On Behalf of | Feb 3, 2022 | property division |

The house and bank and retirement accounts are the most obvious property that a couple must address in their divorce. However, there are other substantial and hidden assets that must be uncovered and dealt with.

Restricted stock

Spouses in an executive-level corporate position may have restricted stock in their income stream. Although it is future income, this may be a substantial asset that should be addressed in property division.

Employers structure and restructure restricted stock in many ways. But it is usually associated with length of performance or executive or company performance.

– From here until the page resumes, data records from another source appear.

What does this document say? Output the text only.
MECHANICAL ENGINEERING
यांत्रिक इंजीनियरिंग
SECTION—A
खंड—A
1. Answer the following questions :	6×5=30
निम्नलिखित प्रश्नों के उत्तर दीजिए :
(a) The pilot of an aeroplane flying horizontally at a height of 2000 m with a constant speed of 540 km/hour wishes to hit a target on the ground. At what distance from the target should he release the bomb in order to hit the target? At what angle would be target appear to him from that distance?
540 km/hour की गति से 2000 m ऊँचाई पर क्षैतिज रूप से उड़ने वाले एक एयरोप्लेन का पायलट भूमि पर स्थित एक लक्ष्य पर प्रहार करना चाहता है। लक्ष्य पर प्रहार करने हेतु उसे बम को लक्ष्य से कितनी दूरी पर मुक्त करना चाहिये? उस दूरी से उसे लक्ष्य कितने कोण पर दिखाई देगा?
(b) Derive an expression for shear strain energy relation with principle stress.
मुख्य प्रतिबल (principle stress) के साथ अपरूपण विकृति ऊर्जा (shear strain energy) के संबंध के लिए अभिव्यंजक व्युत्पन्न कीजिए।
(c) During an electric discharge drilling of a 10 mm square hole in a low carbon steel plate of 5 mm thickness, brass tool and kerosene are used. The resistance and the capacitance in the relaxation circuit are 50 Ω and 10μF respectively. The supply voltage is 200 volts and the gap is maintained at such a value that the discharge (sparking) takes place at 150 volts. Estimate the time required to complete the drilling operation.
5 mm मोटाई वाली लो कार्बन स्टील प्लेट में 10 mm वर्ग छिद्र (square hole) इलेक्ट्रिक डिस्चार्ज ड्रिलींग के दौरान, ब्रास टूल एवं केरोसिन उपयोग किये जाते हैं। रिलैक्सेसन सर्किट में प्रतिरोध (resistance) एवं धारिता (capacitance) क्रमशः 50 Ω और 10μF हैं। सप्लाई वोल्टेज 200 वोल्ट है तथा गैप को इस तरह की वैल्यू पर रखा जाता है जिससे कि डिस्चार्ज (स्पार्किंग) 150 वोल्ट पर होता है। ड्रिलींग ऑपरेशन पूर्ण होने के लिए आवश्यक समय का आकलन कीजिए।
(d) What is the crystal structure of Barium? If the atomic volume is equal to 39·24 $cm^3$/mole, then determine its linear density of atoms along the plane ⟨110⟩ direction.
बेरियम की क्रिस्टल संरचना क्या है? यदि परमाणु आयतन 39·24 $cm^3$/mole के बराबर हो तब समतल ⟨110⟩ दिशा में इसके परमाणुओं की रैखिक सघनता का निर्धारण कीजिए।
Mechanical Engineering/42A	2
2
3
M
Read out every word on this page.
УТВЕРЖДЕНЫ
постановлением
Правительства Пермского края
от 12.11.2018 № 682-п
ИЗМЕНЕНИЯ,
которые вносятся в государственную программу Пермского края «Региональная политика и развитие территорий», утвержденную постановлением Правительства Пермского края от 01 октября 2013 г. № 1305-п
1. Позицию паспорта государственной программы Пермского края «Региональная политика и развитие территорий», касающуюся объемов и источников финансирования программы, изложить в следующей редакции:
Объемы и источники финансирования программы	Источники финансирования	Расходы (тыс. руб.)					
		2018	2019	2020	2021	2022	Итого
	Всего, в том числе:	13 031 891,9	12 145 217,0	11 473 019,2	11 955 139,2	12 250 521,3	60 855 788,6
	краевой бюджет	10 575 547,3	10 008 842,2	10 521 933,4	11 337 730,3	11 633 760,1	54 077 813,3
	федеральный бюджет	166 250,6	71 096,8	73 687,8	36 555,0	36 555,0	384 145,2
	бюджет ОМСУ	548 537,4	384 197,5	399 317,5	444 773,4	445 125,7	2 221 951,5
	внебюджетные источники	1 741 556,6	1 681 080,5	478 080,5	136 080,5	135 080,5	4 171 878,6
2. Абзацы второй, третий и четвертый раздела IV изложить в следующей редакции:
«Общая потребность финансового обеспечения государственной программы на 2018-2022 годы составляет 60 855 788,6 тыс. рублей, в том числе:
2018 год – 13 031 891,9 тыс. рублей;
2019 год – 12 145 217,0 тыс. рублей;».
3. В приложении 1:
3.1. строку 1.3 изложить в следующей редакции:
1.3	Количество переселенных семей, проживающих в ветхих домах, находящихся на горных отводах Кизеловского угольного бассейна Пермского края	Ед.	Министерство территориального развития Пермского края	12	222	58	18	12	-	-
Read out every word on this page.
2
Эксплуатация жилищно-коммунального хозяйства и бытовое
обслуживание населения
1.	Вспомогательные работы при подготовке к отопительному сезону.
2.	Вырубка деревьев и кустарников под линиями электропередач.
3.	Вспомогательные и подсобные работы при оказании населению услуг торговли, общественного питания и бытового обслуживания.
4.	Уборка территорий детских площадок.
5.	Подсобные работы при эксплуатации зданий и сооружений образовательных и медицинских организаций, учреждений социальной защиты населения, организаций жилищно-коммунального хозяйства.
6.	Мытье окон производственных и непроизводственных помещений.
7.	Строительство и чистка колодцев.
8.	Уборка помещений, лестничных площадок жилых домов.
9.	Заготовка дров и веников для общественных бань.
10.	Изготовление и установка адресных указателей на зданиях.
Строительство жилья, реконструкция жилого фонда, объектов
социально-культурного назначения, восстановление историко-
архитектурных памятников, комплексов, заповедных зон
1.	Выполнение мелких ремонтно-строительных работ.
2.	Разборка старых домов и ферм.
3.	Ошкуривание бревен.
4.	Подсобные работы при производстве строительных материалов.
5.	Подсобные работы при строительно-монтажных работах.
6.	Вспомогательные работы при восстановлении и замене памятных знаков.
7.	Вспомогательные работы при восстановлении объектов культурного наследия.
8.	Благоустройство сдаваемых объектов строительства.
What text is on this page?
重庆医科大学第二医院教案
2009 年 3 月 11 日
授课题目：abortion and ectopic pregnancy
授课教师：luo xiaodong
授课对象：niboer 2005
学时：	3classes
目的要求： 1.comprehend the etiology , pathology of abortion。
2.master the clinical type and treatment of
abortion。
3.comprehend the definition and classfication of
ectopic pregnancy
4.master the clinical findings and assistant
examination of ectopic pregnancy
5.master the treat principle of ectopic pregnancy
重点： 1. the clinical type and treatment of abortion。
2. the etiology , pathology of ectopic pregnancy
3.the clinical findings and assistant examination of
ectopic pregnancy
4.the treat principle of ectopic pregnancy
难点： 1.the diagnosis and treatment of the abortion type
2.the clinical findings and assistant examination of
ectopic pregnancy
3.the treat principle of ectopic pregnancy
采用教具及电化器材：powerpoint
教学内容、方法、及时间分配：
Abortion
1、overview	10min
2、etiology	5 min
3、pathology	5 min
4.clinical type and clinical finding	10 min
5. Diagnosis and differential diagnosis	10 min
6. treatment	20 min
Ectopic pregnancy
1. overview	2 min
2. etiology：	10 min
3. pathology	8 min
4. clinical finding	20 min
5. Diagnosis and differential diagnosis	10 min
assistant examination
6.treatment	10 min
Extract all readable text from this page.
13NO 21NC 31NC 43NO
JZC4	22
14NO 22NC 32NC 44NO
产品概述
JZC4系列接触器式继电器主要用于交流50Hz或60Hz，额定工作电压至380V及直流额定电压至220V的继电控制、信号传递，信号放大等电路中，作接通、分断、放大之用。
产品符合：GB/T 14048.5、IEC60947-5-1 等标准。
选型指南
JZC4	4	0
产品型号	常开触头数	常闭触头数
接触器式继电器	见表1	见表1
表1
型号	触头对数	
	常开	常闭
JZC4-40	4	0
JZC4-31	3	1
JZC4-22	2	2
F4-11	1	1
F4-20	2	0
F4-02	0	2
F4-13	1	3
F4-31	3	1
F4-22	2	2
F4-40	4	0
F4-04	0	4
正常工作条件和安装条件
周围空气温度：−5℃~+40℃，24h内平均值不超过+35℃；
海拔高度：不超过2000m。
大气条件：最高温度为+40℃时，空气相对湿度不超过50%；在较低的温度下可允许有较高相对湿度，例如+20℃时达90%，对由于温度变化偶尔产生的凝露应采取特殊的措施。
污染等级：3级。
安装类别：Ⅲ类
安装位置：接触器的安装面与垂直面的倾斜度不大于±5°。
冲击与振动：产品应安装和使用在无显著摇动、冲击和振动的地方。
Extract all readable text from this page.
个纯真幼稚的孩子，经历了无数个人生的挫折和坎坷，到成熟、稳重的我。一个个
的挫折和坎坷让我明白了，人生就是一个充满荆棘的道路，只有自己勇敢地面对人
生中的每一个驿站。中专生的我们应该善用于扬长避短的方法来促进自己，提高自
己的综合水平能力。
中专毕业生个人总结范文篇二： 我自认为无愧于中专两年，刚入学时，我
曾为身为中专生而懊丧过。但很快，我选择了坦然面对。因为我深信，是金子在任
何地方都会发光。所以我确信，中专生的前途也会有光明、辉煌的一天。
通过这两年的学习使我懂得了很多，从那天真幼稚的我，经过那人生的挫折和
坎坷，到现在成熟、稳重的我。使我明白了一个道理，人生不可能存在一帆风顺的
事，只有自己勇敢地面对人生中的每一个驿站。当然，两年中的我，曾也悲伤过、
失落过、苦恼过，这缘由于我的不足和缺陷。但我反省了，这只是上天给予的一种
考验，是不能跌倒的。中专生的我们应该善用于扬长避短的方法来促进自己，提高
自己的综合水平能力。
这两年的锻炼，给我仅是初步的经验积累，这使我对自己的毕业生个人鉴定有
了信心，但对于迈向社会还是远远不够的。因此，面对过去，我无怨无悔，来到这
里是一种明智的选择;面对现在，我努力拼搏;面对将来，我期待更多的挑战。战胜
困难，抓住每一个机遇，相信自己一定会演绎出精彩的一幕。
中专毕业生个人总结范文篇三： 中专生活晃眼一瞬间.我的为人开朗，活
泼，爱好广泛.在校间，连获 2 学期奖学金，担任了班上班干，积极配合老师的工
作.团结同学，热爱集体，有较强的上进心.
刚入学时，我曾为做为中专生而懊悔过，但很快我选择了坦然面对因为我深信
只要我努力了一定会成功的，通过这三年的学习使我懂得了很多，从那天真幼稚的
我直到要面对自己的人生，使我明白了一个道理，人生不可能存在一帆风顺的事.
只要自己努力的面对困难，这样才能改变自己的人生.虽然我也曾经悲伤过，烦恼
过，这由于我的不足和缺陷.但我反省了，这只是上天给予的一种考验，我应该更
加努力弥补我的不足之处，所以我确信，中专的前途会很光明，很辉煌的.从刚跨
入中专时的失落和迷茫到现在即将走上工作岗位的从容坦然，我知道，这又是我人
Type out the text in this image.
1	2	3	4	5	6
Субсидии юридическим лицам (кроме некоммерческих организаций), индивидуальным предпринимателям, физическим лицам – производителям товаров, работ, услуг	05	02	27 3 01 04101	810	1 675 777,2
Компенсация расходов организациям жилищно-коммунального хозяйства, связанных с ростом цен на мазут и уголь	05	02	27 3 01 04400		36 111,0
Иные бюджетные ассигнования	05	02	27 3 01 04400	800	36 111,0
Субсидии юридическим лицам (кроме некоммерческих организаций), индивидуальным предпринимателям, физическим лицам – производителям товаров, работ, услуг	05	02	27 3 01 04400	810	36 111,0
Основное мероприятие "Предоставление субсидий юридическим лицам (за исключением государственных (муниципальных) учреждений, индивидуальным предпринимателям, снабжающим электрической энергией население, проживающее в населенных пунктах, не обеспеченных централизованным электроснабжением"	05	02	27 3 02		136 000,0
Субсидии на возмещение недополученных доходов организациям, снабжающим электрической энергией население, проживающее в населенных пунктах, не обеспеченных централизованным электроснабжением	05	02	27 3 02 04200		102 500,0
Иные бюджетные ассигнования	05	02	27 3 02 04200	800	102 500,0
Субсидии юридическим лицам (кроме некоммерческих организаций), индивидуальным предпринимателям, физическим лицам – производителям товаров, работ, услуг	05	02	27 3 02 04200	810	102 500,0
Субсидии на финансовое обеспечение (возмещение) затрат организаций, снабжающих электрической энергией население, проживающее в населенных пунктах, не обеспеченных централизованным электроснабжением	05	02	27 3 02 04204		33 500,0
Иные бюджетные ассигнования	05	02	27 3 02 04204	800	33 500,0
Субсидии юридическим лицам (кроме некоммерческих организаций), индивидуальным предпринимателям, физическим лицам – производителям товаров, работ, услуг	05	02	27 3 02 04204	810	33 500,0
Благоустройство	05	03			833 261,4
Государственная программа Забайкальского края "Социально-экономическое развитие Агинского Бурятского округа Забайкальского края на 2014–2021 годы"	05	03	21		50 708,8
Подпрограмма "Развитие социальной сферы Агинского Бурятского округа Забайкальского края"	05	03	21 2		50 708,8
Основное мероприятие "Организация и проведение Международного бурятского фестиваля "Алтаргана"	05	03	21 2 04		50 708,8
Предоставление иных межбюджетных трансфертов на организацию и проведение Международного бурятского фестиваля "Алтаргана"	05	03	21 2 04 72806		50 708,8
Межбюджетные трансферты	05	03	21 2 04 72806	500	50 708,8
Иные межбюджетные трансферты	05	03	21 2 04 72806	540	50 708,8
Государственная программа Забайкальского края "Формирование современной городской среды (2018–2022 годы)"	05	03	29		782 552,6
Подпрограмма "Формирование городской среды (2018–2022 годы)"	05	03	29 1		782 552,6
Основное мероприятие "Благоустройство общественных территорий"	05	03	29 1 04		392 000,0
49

The non-earning spouse should determine whether restricted stock units were earned during marriage and may be cashed out after divorce. If restricted stock cannot be transferred, other property may be allocated to the nonearning spouse to make up for it. Couples must also determine how the asset value may be frozen upon market rates.

Pensions

Employees, especially federal or state workers, may be entitled to pensions. The spouse who is not the pension holder should make sure this future income, earned during marriage, is accounted for and properly divided.

An expert may have to conduct a valuation because pensions may be difficult to value.  Pension statements only contain estimates of future payments. The company providing the pension can also declare bankruptcy which can affect future payments.

Military health care and pensions

Spouses who are married to members of the military and who are not themselves in the armed forces may be ineligible for health care and other military benefits after their divorce.

The military follows the 20-20-20 rule. To receive military benefits the military spouse had to serve at least 20 years, the marriage must be at least 20 years long and the military service has to overlap by at least 20 years.

Federal and state laws also cover allocation of military benefits. Completing the right documents is essential.

Cryptocurrency

Spouses may also own the relatively new asset of Bitcoin and other cryptocurrency. There are many ways to hold cryptocurrency such as through a major investment company or individually like stock certificates.

Compiling assets

Keeping track of all household assets and their ownership will be helpful if there is ever a divorce and for estate planning. Also, make notes if you hear terms like GameStop which can indicate that your spouse is a day trader or Bitcoin which indicate the presence of cryptocurrency. Use of other terms may be a sign of hidden assets.

Attorneys can assist you with uncovering and placing a value on these and other assets. They can help seek a fair and reasonable property division.